Think about realistic bugs. Somebody had a minor typo or conceptual error and got a sign wrong in the math. That happens.

You're going to get a bug report a year later about "resizing the top left of a text box has the wrong gap space".

In the original code, you can look at the TextBlock area and resizeTopLeft to instantly narrow down the location of the bug, and compare it to its neighbors resizeTopRight and in like 30 seconds, duh, you subtracted the gap from the X in resizeTopLeft just like resizeTopRight and obviously the symmetrical version would be adding the gap for left because you subtracted from X coordinate for right and they're symmetric, build test, now it moves two pixels the correct direction, commit, close bug, done in like five (labor cost expensive) minutes, depending on build and test system, LOL. You should also look into why the unit test system missed this, but perhaps your fully automated unit testing does not check pixel perfect UI operations, so these things will just happen.

Is there anything for Jenkins implementing pixel perfect UI testing, and how would one spec all the millions of possible actions and combinations of actions? A startup opportunity for someone?

In the new code, its going to be possibly the rendering of everything is messed up and you have to decode and store and analyze the entire design of the entire system in your head simultaneously and run numerous simulation examples in your mind until you realize technically the gap spacing should be -1 times the absolute value of X coord or whatever abstract and elaborate formula. Or maybe you added the absolute value of a negative number which would only affect one left/right side's gap or similar complicated bug. Its going to be a VERY expensive bug, like an hour, maybe a day if its really mysterious and the debugger just doesn't "get" obfuscated code.
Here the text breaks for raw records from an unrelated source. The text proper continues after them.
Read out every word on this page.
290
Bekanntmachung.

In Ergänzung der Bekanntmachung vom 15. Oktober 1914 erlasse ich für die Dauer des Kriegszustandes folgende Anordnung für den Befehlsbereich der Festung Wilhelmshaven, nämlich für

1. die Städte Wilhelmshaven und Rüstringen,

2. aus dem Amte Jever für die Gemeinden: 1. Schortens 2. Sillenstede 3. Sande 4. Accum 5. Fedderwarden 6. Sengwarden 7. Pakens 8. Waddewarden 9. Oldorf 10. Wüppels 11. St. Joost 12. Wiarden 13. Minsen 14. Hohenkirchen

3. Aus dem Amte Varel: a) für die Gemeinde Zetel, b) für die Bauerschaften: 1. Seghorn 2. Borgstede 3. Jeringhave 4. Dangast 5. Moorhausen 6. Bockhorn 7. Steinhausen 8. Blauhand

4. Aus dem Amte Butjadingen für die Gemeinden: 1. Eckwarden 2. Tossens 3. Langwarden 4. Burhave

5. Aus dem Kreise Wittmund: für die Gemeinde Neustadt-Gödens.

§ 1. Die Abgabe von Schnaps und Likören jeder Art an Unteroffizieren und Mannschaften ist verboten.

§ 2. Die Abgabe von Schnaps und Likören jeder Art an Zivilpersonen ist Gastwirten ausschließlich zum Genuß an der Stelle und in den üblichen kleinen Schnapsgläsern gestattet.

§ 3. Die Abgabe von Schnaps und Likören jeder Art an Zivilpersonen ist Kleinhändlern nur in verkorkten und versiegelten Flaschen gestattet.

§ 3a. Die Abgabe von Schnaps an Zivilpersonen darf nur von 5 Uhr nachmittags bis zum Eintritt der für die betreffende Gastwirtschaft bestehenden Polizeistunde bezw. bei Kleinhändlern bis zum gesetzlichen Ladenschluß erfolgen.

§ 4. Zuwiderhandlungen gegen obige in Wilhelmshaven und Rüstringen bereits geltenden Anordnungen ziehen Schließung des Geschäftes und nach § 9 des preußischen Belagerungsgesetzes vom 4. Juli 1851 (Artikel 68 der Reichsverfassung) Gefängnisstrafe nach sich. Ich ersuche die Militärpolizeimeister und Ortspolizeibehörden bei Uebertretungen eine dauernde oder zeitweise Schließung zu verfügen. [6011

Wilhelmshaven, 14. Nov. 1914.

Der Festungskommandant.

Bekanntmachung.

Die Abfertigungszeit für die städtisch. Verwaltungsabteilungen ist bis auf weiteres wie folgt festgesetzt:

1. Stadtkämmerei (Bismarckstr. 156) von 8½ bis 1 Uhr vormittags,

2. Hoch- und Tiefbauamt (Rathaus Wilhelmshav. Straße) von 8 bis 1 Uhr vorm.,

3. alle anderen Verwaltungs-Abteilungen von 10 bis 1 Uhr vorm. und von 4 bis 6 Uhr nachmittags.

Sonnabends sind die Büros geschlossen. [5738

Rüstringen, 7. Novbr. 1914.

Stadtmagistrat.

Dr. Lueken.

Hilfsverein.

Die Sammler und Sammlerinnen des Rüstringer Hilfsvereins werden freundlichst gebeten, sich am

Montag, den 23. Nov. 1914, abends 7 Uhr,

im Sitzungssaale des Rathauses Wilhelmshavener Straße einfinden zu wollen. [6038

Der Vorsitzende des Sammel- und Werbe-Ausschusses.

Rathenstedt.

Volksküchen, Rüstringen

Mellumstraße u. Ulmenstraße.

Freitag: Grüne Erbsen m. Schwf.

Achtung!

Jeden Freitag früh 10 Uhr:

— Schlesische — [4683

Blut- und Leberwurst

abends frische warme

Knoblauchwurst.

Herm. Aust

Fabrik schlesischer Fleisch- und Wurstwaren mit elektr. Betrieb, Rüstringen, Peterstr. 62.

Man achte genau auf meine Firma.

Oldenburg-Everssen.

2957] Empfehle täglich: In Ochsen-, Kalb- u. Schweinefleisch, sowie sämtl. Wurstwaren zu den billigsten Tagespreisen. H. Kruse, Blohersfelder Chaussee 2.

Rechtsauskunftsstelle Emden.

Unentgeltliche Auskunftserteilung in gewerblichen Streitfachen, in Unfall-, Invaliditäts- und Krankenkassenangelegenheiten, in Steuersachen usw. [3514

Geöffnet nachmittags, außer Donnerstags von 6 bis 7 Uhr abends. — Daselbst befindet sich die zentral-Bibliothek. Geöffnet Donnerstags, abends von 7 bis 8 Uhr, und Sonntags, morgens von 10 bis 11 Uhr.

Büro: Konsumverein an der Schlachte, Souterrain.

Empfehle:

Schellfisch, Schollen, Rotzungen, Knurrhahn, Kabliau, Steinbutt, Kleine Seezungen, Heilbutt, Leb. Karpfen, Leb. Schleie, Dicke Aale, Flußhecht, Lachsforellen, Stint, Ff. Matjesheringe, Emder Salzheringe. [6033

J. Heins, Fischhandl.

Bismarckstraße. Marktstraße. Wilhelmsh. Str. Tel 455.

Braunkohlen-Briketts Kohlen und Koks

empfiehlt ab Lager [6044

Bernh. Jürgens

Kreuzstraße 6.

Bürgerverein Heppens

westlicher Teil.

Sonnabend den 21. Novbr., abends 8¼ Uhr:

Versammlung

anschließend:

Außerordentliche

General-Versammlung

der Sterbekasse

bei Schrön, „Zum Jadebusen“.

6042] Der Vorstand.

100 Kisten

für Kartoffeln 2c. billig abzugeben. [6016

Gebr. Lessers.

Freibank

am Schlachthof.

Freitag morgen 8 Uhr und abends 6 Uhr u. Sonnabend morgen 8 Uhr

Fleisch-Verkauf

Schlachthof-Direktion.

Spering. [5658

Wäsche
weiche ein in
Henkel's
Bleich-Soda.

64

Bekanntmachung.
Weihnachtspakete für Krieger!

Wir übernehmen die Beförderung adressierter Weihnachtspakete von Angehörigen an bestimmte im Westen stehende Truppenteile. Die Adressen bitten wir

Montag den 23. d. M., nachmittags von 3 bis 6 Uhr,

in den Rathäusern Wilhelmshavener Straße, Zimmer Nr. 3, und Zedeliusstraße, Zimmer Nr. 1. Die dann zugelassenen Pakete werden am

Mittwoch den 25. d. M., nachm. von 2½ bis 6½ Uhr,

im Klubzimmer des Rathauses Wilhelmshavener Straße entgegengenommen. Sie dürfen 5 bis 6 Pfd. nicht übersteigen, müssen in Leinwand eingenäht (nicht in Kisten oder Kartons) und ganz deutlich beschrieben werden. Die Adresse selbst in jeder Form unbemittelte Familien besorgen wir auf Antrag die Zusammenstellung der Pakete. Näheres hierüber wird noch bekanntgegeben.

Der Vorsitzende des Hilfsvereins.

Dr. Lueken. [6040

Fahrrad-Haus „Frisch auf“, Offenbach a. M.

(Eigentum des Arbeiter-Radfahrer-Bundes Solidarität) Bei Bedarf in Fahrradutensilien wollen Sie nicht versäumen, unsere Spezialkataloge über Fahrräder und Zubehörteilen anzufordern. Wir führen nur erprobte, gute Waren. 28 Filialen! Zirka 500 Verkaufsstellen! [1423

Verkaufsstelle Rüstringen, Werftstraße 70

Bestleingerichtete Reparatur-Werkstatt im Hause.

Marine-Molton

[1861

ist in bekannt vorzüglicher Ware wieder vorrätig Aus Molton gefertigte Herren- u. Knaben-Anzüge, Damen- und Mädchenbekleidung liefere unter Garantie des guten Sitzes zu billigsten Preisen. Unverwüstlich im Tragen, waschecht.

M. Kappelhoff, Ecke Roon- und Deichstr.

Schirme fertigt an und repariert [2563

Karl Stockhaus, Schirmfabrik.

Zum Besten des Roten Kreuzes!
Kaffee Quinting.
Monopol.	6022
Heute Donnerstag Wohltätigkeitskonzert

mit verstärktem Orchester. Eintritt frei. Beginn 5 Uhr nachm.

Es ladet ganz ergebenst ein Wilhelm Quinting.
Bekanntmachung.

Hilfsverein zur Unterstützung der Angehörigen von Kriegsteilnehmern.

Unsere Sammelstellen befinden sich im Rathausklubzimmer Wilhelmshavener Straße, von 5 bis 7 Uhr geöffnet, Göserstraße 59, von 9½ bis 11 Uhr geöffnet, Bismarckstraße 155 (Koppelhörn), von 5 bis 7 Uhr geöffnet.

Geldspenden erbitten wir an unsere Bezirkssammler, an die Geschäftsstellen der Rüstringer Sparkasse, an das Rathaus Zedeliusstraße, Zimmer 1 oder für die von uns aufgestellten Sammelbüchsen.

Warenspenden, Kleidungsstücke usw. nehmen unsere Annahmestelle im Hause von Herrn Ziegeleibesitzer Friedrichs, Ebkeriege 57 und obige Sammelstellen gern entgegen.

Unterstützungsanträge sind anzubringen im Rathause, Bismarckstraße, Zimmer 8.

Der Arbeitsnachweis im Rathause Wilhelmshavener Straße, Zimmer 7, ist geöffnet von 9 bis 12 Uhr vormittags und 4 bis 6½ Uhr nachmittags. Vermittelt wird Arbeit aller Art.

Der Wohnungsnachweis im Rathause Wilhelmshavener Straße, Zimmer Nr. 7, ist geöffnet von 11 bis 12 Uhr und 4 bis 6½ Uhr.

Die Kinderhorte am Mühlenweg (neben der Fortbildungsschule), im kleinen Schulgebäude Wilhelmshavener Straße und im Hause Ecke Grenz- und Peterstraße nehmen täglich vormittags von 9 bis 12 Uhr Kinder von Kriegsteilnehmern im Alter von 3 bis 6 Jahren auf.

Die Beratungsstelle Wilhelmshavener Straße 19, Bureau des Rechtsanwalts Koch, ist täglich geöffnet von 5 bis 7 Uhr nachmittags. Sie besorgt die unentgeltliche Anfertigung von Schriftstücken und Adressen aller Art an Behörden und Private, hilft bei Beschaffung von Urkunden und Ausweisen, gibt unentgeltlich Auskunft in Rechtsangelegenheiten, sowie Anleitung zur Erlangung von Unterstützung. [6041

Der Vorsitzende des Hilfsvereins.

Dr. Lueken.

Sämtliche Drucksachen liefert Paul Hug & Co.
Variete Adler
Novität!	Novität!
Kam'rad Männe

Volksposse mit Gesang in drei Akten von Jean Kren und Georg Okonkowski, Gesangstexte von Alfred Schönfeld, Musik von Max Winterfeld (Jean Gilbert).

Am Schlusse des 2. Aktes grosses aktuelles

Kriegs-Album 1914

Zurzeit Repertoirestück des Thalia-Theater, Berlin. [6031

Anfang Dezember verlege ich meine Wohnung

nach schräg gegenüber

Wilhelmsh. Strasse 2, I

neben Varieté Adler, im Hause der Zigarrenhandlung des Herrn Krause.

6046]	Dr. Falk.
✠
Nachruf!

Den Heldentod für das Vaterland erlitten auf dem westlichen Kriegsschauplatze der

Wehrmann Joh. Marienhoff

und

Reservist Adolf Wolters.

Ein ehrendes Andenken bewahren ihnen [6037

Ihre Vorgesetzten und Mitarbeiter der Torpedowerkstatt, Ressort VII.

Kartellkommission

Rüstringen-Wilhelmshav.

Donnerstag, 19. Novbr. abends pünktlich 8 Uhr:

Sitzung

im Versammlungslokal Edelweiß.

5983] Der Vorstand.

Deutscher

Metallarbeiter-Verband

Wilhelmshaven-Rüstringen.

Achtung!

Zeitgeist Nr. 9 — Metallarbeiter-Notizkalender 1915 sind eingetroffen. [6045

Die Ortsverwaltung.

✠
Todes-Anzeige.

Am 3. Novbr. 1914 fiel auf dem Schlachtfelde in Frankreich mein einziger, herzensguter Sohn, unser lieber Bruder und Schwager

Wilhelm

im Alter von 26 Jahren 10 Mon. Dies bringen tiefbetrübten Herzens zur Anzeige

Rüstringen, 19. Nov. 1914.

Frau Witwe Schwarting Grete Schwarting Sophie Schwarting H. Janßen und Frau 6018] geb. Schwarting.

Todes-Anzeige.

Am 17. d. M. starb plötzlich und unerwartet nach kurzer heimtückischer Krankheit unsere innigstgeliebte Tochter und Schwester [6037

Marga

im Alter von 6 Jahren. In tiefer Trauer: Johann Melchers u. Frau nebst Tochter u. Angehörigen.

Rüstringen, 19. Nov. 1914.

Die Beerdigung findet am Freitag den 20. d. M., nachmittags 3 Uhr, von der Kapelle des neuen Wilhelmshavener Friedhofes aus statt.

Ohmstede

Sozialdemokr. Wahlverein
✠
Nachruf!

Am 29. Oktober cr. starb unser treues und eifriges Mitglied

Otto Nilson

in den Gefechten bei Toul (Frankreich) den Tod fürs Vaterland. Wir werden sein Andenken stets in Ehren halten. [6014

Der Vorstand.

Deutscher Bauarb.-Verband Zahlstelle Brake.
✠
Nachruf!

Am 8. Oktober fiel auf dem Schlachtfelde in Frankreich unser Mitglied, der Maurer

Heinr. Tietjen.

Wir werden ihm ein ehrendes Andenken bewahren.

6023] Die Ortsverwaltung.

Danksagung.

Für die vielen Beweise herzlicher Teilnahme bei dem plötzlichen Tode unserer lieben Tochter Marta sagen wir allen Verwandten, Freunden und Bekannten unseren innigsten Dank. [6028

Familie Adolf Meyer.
Also in the original code you can trivially compose one discrete example at a time and experiment with what changes when implementing the next example. Its going to be written and tested very quickly. You don't have to worry about symmetry related bugs to make TopLeft work at the same time as TopRight and BottomLeft and all that.

In the new code, its very impressive to other programmers but your boss is going to notice you have to pack the entire system into your head in a perfect and 100% correct manner before anything works at all, which seems inefficient.

The most nifty looking abstraction possible isn't necessarily optimized to be anything other than the most nifty abstraction. Its statistically unlikely to hyperoptimize for X where important values of Y like debug-ability or speed of writing are the actual real world goals.

Basically, always simplicate and add lightness, and in some situations, "clean code" is not simple and light. Sometimes clean is obfuscated by some perspectives.